## Data imputation methods

In real life, we often have to deal with data that contains missing values. Sometimes, if the dataset is missing too many values, we just don't use it. However, if only a few of the values are missing, we can perform data imputation to substitute the missing data with some other value(s).

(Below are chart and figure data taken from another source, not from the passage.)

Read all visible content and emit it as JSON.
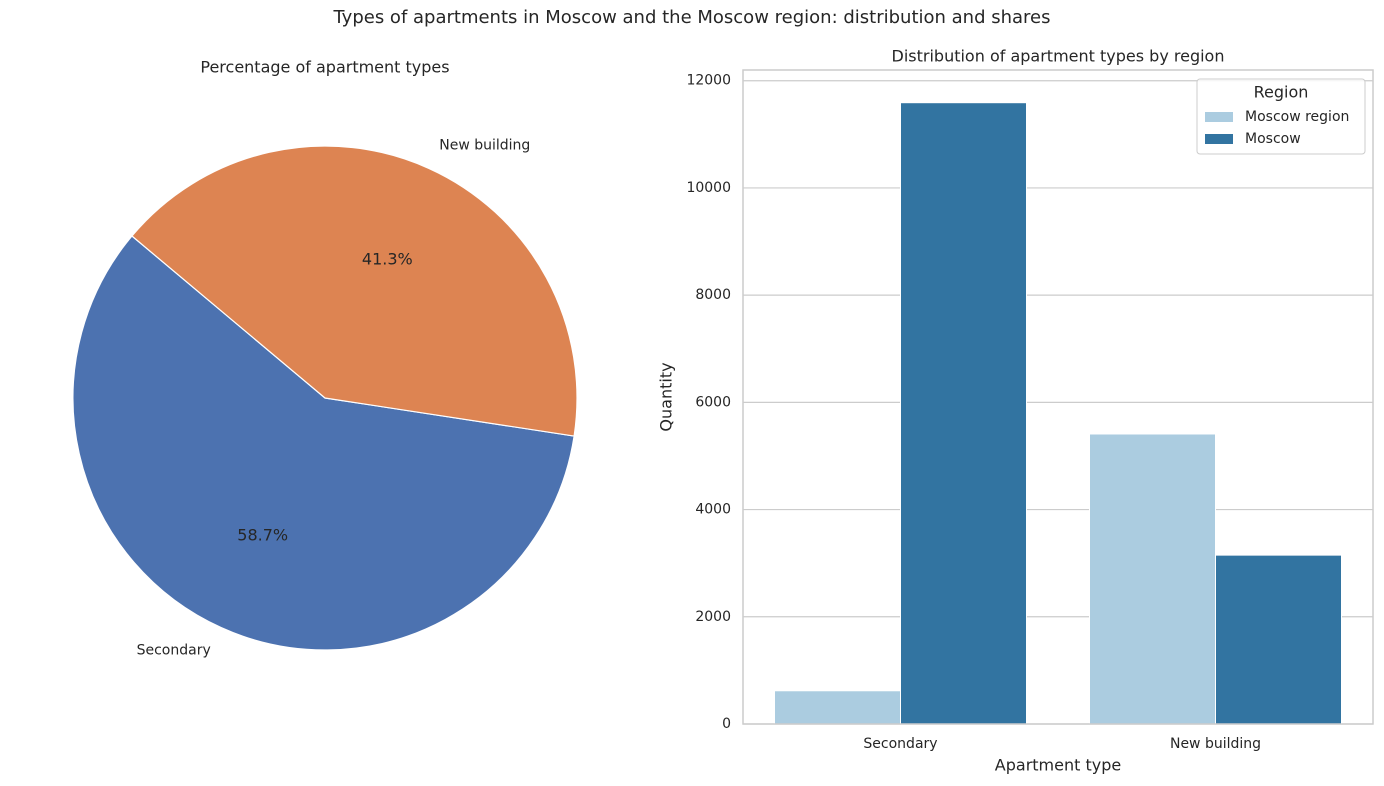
{
  "title": "Types of apartments in Moscow and the Moscow region: distribution and shares",
  "chart_data": [
    {
      "type": "pie",
      "title": "Percentage of apartment types",
      "categories": [
        "Secondary",
        "New building"
      ],
      "values": [
        58.7,
        41.3
      ],
      "value_labels": [
        "58.7%",
        "41.3%"
      ],
      "colors": [
        "#4c72b0",
        "#dd8452"
      ]
    },
    {
      "type": "bar",
      "title": "Distribution of apartment types by region",
      "categories": [
        "Secondary",
        "New building"
      ],
      "series": [
        {
          "name": "Moscow region",
          "color": "#abcce0",
          "values": [
            620,
            5410
          ]
        },
        {
          "name": "Moscow",
          "color": "#3274a1",
          "values": [
            11590,
            3150
          ]
        }
      ],
      "xlabel": "Apartment type",
      "ylabel": "Quantity",
      "ylim": [
        0,
        12200
      ],
      "yticks": [
        0,
        2000,
        4000,
        6000,
        8000,
        10000,
        12000
      ],
      "grid": true,
      "legend_title": "Region",
      "legend": "upper right"
    }
  ]
}
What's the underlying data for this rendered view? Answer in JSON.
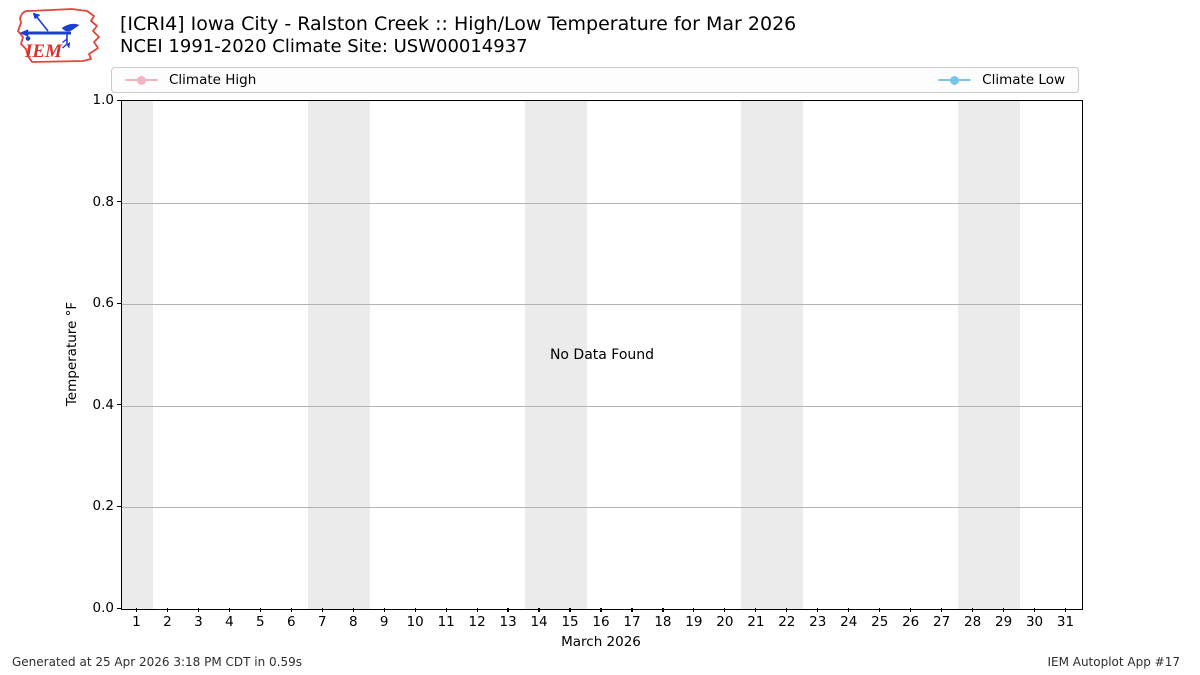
{
  "header": {
    "title": "[ICRI4] Iowa City - Ralston Creek :: High/Low Temperature for Mar 2026",
    "subtitle": "NCEI 1991-2020 Climate Site: USW00014937",
    "logo_text": "IEM"
  },
  "legend": {
    "items": [
      {
        "label": "Climate High",
        "color": "#F8B1C1"
      },
      {
        "label": "Climate Low",
        "color": "#79C7E7"
      }
    ]
  },
  "chart_data": {
    "type": "line",
    "title": "[ICRI4] Iowa City - Ralston Creek :: High/Low Temperature for Mar 2026",
    "subtitle": "NCEI 1991-2020 Climate Site: USW00014937",
    "x": [],
    "series": [
      {
        "name": "Climate High",
        "color": "#F8B1C1",
        "values": []
      },
      {
        "name": "Climate Low",
        "color": "#79C7E7",
        "values": []
      }
    ],
    "no_data_text": "No Data Found",
    "xlabel": "March 2026",
    "ylabel": "Temperature °F",
    "xlim": [
      0.5,
      31.5
    ],
    "ylim": [
      0.0,
      1.0
    ],
    "yticks": [
      0.0,
      0.2,
      0.4,
      0.6,
      0.8,
      1.0
    ],
    "ytick_labels": [
      "0.0",
      "0.2",
      "0.4",
      "0.6",
      "0.8",
      "1.0"
    ],
    "xticks": [
      1,
      2,
      3,
      4,
      5,
      6,
      7,
      8,
      9,
      10,
      11,
      12,
      13,
      14,
      15,
      16,
      17,
      18,
      19,
      20,
      21,
      22,
      23,
      24,
      25,
      26,
      27,
      28,
      29,
      30,
      31
    ],
    "weekend_bands": [
      [
        0.5,
        1.5
      ],
      [
        6.5,
        8.5
      ],
      [
        13.5,
        15.5
      ],
      [
        20.5,
        22.5
      ],
      [
        27.5,
        29.5
      ]
    ],
    "band_color": "#EBEBEB",
    "grid_color": "#B3B3B3",
    "grid": "horizontal-only",
    "legend_position": "top"
  },
  "footer": {
    "generated": "Generated at 25 Apr 2026 3:18 PM CDT in 0.59s",
    "app": "IEM Autoplot App #17"
  }
}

There are many different methods for data imputation. In scikit-learn, the SimpleImputer transformer performs four different data imputation methods.

The four methods are:
- Using the mean value
- Using the median value
- Using the most frequent value
- Filling in missing values with a constant

The default imputation method for SimpleImputer is using the column means. By using the strategy keyword argument when initializing a SimpleImputer object, we can specify a different imputation method.

In [4]:
from sklearn.impute import SimpleImputer
import numpy as np

data = [
        [ 1.,  2., np.nan,  2.],
        [ 5., np.nan,  1.,  2.],
        [ 4., np.nan,  3., np.nan],
        [ 5.,  6.,  8.,  1.],
        [np.nan,  7., np.nan,  0.]
]
imp_mean = SimpleImputer()
transformed = imp_mean.fit_transform(data)
print('{}\n'.format(repr(transformed)))

imp_median = SimpleImputer(strategy='median')
transformed = imp_median.fit_transform(data)
print('{}\n'.format(repr(transformed)))

imp_frequent = SimpleImputer(strategy='most_frequent')
transformed = imp_frequent.fit_transform(data)
print('{}\n'.format(repr(transformed)))

imp_constant = SimpleImputer(strategy='constant',
                             fill_value=-1)
transformed = imp_constant.fit_transform(data)
print('{}\n'.format(repr(transformed)))

array([[1.  , 2.  , 4.  , 2.  ],
       [5.  , 5.  , 1.  , 2.  ],
       [4.  , 5.  , 3.  , 1.25],
       [5.  , 6.  , 8.  , 1.  ],
       [3.75, 7.  , 4.  , 0.  ]])

array([[1. , 2. , 3. , 2. ],
       [5. , 6. , 1. , 2. ],
       [4. , 6. , 3. , 1.5],
       [5. , 6. , 8. , 1. ],
       [4.5, 7. , 3. , 0. ]])

array([[1., 2., 1., 2.],
       [5., 2., 1., 2.],
       [4., 2., 3., 2.],
       [5., 6., 8., 1.],
       [5., 7., 1., 0.]])

array([[ 1.,  2., -1.,  2.],
       [ 5., -1.,  1.,  2.],
       [ 4., -1.,  3., -1.],
       [ 5.,  6.,  8.,  1.],
       [-1.,  7., -1.,  0.]])



## Other imputation methods

There are also more advanced imputation methods such as k-Nearest Neighbors (https://en.wikipedia.org/wiki/K-nearest_neighbors_algorithm, filling in missing values based on similarity scores from the kNN algorithm) and MICE (https://www.ncbi.nlm.nih.gov/pmc/articles/PMC3074241/, applying multiple chained imputations, assuming the missing values are randomly distributed across observations).

In most industry cases these advanced methods are not required, since the data is either perfectly cleaned or the missing values are scarce. Nevertheless, the advanced methods could be useful when dealing with open source datasets, since these tend to be more incomplete.